I have 2 simple questions about python:
1.How to get number of lines of a file in python?
2.How to locate the position in a file object to the last line easily?
I have 2 simple questions about python:
1.How to get number of lines of a file in python?
2.How to locate the position in a file object to the last line easily?
lines are just data delimited by the newline char '\n'
.
1) Since lines are variable length, you have to read the entire file to know where the newline chars are, so you can count how many lines:
count = 0
for line in open('myfile'):
count += 1
print count, line # it will be the last line
2) reading a chunk from the end of the file is the fastest method to find the last newline char.

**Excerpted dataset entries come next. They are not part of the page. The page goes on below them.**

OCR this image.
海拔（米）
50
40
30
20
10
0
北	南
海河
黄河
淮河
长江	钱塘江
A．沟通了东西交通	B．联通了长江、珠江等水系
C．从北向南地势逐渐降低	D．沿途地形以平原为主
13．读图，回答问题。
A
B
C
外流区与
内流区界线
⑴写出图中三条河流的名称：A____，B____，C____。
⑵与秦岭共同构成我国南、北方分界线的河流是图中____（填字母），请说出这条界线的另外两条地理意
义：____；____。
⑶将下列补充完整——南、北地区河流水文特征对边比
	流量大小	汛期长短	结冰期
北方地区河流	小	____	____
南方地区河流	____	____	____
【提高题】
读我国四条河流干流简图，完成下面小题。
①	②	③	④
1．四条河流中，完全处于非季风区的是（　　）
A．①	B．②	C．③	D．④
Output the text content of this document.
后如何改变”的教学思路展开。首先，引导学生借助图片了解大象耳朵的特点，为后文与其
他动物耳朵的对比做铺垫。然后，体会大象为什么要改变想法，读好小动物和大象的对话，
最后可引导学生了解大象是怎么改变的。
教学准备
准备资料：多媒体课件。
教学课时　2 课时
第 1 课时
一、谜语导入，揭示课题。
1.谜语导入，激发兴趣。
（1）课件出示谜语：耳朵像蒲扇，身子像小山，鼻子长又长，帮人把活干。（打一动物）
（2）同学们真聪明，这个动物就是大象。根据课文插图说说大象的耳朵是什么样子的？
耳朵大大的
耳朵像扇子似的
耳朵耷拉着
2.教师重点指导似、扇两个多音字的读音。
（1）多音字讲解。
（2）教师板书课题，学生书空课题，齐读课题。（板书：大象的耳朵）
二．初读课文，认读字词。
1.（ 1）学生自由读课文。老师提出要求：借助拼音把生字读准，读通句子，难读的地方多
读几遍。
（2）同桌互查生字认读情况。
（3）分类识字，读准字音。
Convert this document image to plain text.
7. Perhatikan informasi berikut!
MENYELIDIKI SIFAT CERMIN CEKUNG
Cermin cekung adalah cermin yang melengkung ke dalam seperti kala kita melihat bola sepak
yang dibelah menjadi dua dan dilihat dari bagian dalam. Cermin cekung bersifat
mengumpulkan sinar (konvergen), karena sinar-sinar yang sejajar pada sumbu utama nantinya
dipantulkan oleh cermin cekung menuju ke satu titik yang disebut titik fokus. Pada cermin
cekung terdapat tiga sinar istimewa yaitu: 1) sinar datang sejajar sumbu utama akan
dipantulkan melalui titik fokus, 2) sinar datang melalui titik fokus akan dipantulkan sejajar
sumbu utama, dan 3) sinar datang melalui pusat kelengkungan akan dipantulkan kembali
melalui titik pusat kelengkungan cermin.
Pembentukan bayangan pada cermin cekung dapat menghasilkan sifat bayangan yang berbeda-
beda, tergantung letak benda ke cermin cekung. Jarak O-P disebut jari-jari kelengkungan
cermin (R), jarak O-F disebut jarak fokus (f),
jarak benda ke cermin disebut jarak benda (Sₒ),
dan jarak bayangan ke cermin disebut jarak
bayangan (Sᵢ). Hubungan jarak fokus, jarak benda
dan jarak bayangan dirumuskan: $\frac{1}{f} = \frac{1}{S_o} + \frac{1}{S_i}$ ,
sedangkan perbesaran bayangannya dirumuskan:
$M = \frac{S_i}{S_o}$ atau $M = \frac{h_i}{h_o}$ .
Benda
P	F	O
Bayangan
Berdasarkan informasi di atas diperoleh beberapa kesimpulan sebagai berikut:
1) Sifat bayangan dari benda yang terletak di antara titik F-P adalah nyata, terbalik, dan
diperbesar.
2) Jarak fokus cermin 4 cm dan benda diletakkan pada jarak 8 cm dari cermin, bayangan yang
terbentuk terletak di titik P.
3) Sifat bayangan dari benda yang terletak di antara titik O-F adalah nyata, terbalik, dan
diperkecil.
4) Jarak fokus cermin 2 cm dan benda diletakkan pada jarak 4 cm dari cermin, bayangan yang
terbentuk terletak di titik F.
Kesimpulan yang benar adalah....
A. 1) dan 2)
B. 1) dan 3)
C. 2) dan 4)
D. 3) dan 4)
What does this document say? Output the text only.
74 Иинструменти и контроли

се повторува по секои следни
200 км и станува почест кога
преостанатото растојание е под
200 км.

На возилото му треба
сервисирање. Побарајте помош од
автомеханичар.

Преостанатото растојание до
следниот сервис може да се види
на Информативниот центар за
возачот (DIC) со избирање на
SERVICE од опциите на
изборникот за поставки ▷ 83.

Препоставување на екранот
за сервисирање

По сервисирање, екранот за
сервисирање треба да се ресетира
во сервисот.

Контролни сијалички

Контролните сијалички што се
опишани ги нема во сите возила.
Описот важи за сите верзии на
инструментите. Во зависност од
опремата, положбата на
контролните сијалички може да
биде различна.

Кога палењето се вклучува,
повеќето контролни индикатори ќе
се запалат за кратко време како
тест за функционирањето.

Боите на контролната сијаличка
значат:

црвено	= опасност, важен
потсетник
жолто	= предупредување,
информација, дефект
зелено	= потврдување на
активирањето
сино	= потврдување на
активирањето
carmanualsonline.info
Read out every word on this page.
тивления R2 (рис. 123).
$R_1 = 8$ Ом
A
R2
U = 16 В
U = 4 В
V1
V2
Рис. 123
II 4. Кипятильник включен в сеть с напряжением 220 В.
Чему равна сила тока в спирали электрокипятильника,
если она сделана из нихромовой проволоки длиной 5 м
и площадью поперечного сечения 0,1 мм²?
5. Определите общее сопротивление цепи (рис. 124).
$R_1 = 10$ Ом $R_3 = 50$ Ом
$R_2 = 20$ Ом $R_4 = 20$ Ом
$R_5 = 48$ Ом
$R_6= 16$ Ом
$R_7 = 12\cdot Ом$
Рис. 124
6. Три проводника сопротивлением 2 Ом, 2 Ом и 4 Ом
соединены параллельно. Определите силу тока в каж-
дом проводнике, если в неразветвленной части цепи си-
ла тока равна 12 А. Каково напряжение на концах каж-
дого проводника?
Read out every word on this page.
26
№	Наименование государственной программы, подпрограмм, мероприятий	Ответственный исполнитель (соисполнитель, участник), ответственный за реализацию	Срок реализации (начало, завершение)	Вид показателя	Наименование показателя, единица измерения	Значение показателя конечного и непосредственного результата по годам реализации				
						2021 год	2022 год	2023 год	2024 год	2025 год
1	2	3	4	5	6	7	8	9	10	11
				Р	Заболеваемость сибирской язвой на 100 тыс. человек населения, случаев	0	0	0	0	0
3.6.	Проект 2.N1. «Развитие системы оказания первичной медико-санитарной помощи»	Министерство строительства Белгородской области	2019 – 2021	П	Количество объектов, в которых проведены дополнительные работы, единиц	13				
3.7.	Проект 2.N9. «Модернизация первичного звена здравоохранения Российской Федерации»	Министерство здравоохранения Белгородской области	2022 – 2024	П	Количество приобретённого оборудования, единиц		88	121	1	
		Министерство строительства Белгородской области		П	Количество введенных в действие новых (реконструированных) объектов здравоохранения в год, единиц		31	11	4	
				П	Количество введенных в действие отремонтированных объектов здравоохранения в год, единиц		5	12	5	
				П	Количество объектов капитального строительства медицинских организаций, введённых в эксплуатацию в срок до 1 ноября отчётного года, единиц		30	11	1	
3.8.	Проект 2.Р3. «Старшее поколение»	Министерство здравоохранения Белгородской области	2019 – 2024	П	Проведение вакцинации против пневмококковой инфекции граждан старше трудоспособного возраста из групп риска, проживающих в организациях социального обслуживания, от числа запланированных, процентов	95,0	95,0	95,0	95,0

def seek_newline_backwards(file_obj, eol_char='\n', buffer_size=200):
if not file_obj.tell(): return # already in beginning of file
# All lines end with \n, including the last one, so assuming we are just
# after one end of line char
file_obj.seek(-1, os.SEEK_CUR)
while file_obj.tell():
ammount = min(buffer_size, file_obj.tell())
file_obj.seek(-ammount, os.SEEK_CUR)
data = file_obj.read(ammount)
eol_pos = data.rfind(eol_char)
if eol_pos != -1:
file_obj.seek(eol_pos - len(data) + 1, os.SEEK_CUR)
break
file_obj.seek(-len(data), os.SEEK_CUR)
You can use that like this:
f = open('some_file.txt')
f.seek(0, os.SEEK_END)
seek_newline_backwards(f)
print f.tell(), repr(f.readline())
The only way to count lines [that I know of] is to read all lines, like this:
count = 0
for line in open("file.txt"): count = count + 1
After the loop, count
will have the number of lines read.
Answer to the first question (beware of poor performance on large files when using this method):
f = open("myfile.txt").readlines()
print len(f) - 1
Answer to the second question:
f = open("myfile.txt").read()
print f.rfind("\n")
P.S. Yes I do understand that this only suits for small files and simple programs. I think I will not delete this answer however useless for real use-cases it may seem.
For small files that fit memory,
how about using str.count()
for getting the number of lines of a file:
line_count = open("myfile.txt").read().count('\n')
Let's not forget
f = open("myfile.txt")
lines = f.readlines()
numlines = len(lines)
lastline = lines[-1]
NOTE: this reads the whole file in memory as a list. Keep that in mind in the case that the file is very large.
The easiest way is simply to read the file into memory. eg:
f = open('filename.txt')
lines = f.readlines()
num_lines = len(lines)
last_line = lines[-1]
However for big files, this may use up a lot of memory, as the whole file is loaded into RAM. An alternative is to iterate through the file line by line. eg:
f = open('filename.txt')
num_lines = sum(1 for line in f)
This is more efficient, since it won't load the entire file into memory, but only look at a line at a time. If you want the last line as well, you can keep track of the lines as you iterate and get both answers by:
f = open('filename.txt')
count=0
last_line = None
for line in f:
num_lines += 1
last_line = line
print "There were %d lines. The last was: %s" % (num_lines, last_line)
One final possible improvement if you need only the last line, is to start at the end of the file, and seek backwards until you find a newline character. Here's a question which has some code doing this. If you need both the linecount as well though, theres no alternative except to iterate through all lines in the file however.
I'd like too add to the other solutions that some of them (those who look for \n
) will not work with files with OS 9-style line endings (\r
only), and that they may contain an extra blank line at the end because lots of text editors append it for some curious reasons, so you might or might not want to add a check for it.
For the first question there're already a few good ones, I'll suggest @Brian's one as the best (most pythonic, line ending character proof and memory efficient):
f = open('filename.txt')
num_lines = sum(1 for line in f)
For the second one, I like @nosklo's one, but modified to be more general should be:
import os
f = open('myfile')
to = f.seek(0, os.SEEK_END)
found = -1
while found == -1 and to > 0:
fro = max(0, to-1024)
f.seek(fro)
chunk = f.read(to-fro)
found = chunk.rfind("\n")
to -= 1024
if found != -1:
found += fro
It seachs in chunks of 1Kb from the end of the file, until it finds a newline character or the file ends. At the end of the code, found is the index of the last newline character.